The movie is playing at the Castro Theatre until December 23. Showtimes are 1pm (matinee), 4pm, 7pm, 9:45pm. I know the holiday season is jammed with other commitments. But this is important.
I’ll be going again, probably a matinee on a Wednesday or Friday — I’ll let people know. I’d love to get a group together, but with or without me, you should try to see it at the Castro.
*These days things are different: Police Commissioner Theresa Sparks is a transgendered woman.
So: where were you in November 1978? What were you doing?
Stalker, sweetheart, or SOB? A formula for determining the value of any given romantic relationship.
The mathematics of maintaining a solid relationship.

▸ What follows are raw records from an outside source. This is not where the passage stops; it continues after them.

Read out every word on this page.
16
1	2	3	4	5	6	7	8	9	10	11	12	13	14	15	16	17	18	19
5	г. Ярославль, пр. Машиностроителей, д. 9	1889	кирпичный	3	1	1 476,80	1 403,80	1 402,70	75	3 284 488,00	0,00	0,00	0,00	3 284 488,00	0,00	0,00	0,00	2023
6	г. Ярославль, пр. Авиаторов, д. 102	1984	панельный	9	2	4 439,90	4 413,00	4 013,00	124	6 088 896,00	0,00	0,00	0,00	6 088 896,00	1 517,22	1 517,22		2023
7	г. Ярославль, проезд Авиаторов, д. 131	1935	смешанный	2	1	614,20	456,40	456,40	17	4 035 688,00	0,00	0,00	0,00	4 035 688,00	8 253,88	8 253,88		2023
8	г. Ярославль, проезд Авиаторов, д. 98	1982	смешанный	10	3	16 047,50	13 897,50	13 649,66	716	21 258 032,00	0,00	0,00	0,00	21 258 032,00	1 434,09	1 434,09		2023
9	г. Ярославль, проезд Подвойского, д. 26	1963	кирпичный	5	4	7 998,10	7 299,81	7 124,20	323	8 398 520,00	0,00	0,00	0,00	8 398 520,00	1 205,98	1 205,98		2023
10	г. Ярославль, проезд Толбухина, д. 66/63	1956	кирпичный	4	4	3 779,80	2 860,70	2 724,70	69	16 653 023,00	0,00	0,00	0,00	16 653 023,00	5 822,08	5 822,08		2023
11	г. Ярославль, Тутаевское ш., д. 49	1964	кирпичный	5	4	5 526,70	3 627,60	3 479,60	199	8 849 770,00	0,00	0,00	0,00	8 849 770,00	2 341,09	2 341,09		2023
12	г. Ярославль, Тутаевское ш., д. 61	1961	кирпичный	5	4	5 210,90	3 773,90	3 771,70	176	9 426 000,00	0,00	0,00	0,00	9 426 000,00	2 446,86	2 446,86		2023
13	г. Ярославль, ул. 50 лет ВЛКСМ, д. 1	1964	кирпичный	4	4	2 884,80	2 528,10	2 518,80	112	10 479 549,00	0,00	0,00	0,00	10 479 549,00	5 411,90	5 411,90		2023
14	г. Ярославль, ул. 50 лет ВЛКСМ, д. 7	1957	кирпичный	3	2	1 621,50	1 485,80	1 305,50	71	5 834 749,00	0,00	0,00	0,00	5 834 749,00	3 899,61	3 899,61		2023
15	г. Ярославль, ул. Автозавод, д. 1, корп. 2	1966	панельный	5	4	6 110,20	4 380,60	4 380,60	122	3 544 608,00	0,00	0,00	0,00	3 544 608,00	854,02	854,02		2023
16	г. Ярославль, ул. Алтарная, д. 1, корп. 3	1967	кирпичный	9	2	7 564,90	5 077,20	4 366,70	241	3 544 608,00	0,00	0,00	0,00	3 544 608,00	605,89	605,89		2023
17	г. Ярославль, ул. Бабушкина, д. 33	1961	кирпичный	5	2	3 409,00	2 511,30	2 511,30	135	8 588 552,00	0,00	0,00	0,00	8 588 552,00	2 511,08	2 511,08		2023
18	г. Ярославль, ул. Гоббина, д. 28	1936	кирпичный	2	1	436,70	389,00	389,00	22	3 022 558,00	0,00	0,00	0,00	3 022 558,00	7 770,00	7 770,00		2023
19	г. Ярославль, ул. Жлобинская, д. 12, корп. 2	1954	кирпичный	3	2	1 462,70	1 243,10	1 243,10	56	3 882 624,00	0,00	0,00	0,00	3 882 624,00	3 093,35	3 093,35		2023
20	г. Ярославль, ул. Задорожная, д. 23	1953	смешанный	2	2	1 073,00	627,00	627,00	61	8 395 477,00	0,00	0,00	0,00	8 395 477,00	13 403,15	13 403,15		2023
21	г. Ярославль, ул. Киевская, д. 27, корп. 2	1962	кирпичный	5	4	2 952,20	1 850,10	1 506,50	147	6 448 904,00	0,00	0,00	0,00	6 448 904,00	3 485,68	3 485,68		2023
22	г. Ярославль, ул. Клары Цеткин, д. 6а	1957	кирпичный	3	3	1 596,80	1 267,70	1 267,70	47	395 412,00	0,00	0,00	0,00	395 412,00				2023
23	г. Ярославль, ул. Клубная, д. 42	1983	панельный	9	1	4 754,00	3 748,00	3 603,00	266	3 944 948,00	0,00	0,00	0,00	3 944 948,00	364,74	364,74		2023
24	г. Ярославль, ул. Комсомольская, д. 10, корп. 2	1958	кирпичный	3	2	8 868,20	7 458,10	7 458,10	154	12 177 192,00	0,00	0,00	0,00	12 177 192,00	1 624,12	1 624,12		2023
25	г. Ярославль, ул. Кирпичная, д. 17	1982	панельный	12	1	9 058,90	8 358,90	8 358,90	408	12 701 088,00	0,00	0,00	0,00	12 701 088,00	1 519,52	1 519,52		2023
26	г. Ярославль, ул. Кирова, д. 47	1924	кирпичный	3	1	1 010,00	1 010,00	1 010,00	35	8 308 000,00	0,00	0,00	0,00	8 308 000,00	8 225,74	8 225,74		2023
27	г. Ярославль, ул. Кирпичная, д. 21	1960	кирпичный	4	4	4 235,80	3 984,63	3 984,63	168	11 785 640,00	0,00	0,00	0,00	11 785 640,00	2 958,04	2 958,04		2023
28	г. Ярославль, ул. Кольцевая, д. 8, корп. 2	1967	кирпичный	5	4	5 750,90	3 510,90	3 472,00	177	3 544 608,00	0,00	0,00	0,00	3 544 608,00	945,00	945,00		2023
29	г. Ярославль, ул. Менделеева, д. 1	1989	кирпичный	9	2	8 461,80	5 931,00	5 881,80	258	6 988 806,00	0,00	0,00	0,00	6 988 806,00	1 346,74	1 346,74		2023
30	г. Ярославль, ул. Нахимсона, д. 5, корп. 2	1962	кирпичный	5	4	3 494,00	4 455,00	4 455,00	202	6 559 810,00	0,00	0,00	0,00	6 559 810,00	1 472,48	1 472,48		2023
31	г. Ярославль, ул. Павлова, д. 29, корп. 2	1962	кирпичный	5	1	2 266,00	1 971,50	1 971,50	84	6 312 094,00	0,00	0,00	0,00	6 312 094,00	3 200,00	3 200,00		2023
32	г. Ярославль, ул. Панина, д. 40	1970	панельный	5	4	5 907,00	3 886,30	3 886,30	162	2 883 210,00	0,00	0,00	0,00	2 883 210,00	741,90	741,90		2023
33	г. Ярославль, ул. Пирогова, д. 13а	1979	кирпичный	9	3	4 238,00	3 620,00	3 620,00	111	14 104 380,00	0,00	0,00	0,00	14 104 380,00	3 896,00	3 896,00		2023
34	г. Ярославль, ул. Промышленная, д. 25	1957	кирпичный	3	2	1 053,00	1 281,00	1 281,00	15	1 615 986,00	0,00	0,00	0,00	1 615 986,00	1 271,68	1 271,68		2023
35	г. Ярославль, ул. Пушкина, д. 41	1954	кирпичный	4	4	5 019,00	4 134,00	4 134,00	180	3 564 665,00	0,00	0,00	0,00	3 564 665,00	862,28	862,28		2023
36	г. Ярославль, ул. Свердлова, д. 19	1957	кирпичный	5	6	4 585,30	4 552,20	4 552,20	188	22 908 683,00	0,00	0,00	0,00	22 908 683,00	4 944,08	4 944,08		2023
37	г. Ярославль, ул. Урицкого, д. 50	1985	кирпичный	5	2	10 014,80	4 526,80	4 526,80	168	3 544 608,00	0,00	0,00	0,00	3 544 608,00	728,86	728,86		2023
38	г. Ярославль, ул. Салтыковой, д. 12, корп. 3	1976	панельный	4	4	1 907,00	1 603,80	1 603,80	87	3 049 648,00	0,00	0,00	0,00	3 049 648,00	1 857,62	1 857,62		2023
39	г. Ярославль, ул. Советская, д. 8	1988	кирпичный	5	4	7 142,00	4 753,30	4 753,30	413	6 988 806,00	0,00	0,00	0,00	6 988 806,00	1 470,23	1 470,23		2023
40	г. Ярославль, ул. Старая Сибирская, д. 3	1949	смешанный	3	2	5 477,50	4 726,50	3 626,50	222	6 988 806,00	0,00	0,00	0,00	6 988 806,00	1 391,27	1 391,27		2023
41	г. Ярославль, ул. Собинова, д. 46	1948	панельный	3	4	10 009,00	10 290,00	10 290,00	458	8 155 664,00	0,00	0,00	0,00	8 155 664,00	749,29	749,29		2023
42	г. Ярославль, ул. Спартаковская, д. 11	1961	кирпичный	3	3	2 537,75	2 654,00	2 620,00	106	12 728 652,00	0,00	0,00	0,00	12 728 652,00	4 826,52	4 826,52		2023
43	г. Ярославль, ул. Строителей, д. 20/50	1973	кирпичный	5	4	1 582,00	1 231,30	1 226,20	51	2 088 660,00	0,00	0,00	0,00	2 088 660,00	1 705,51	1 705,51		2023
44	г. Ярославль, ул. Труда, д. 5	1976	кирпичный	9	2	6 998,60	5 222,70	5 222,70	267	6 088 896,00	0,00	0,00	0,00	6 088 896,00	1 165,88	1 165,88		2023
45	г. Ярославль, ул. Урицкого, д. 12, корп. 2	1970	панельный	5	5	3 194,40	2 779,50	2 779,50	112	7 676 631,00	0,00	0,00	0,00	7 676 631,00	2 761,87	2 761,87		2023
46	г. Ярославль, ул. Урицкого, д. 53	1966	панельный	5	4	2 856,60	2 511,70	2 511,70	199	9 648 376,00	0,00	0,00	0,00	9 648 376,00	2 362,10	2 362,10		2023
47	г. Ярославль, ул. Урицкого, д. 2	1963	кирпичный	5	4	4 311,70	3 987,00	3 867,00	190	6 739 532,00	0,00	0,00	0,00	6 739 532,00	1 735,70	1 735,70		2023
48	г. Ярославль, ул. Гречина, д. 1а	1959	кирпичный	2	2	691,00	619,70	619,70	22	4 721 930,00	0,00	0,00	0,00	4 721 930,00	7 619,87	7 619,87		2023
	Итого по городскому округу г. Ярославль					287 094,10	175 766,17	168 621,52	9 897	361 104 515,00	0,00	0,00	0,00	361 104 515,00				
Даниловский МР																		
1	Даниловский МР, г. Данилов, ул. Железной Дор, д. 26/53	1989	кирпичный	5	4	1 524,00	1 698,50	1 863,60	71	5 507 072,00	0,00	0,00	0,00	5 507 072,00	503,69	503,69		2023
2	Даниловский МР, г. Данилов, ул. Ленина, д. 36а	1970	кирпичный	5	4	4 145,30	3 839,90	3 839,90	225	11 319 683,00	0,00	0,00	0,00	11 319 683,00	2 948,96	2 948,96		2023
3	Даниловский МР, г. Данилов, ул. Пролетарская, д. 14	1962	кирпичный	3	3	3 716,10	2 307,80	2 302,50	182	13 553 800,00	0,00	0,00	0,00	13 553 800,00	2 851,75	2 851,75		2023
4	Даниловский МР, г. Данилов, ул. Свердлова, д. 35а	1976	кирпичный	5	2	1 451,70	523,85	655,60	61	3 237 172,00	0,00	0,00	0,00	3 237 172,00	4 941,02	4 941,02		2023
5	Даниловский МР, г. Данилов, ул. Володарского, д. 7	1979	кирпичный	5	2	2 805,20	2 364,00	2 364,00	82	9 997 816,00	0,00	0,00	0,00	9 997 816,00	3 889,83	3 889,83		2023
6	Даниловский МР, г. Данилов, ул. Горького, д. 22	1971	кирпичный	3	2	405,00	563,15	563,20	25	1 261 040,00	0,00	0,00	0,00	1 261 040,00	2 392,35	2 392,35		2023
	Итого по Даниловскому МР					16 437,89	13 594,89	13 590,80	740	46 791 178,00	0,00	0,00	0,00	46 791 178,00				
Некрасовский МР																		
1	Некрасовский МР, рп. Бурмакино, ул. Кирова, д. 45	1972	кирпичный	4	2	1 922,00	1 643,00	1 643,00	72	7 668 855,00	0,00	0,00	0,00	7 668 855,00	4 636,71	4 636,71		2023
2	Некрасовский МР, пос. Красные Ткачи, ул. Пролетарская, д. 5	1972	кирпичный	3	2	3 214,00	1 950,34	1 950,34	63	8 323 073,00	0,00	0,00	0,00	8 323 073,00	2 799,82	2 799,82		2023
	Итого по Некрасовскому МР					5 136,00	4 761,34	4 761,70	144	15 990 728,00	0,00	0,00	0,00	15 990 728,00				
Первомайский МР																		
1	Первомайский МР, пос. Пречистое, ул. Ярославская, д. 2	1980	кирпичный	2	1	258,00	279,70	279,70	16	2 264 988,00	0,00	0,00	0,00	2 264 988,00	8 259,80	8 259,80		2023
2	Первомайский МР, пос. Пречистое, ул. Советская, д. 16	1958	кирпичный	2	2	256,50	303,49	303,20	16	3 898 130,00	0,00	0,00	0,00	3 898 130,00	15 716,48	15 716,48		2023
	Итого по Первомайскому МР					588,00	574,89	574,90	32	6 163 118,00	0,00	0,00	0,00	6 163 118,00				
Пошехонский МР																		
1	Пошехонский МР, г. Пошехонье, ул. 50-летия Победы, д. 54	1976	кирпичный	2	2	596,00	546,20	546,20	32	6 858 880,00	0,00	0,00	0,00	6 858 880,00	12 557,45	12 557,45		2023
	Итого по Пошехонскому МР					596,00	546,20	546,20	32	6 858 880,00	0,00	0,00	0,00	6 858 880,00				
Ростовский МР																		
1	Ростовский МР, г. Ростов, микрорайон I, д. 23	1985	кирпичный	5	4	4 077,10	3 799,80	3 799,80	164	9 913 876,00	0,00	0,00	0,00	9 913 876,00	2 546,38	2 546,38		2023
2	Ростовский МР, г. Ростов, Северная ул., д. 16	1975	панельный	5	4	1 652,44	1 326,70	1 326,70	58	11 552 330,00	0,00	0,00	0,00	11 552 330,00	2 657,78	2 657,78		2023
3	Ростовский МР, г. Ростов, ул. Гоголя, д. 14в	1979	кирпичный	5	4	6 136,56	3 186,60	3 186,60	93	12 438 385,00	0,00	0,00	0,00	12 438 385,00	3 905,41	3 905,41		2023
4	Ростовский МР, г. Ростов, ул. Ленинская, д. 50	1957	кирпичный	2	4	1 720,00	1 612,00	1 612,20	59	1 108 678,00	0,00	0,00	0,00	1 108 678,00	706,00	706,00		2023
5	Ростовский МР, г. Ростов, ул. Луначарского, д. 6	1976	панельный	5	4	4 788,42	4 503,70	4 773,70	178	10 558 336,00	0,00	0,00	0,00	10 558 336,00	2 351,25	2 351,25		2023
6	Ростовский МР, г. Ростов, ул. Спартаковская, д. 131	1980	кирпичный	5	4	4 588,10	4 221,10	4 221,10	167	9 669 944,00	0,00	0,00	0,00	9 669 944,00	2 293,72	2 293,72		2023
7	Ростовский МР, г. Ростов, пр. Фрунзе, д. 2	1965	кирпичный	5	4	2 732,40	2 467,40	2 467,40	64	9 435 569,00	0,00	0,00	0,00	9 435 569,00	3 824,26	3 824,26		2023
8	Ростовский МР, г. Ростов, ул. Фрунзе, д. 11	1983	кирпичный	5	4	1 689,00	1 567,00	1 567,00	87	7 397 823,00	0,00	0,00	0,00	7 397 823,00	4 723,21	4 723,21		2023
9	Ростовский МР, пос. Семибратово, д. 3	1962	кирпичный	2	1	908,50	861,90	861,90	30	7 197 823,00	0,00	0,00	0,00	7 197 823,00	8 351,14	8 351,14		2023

The basic ratio of 5 positive interactions to every negative one applies, IMX, to every kind of relationship — friendship, romance, work, whatever. Do read the linked interview; there’s a lot more to Gottman’s research than that.
I spotted this while reading up on the horrors of Black Wednesday, which is truly depressing to anyone who loves books or editors.
Please do not leave human ashes in Miss Austen’s garden. In fact, please don’t leave any human remains, whatever their condition–whole or partial, raw, smoked, pickled, or burnt. It annoys the servants, As well it might. Imagine coming to work in the morning to trip over chunks of Aunt Matilda.
Zombie haiku. Link from supergee.
Goodbye, Patient H.M. If there is an afterlife, he’ll be able to see–and remember–the huge impact his life has had on cognitive science. No one else has ever given his life so wholly to it. For more than 50 years he participated in essential research.
HM was suffering from incapacitating epileptic seizures that were not helped by any of the medications of the 1950s.
As a last resort, neurosurgeon William Scoville tried an experimental operation to remove 8cms of tissue on both sides of the inner parts of his temporal lobes, including both hippocampi, hopefully also removing the source of his seizures.
Neurosurgery to treat otherwise untreatable epilepsy is still common and highly effective, although this type of operation isn’t used any more.
This is largely because HM’s seizures reduced considerably, but he was left with a severe amnesia, meaning he couldn’t seem to lay down any new conscious memories, although could remember things that occurred before his surgery.
Because of his seemingly unique memory impairment and an exact knowledge of which brain areas were missing, he has become a regular in neuroscience research that has aimed to understand what his impairment tells us about how normal memory is supported by the brain.
One of the greatest of America’s singers has died. Odetta had a strong, clear, pure voice, and she sang with both skill and feeling. At 77, she was still touring–and singing from a wheelchair.
Good night, sweet Queen. May flights of angels sing thee to thy rest.
some of her singing, courtesy YouTube
Evidence against:
Personals from Ayn Rand followers:
Lewis: I love intelligent, sassy girls, particularly those working in consulting or investment banking (but other fields are great too). Really, nothing is hotter than an accomplished girl in a suit, as long as she is willing to settle down and have my children. I want a girl who will support my ambitions against the naysayers in society.
Thanks to alanbostick for the link.
Evidence in favor:
An octopus/interior decorator:
Staff believe that the octopus called Otto had been annoyed by the bright light shining into his aquarium and had discovered he could extinguish it by climbing onto the rim of his tank and squirting a jet of water in its direction….
“Once we saw him juggling the hermit crabs in his tank, another time he threw stones against the glass damaging it. And from time to time he completely re-arranges his tank to make it suit his own taste better – much to the distress of his fellow tank inhabitants.”
That’s from mactavish, source of many amazing nature links.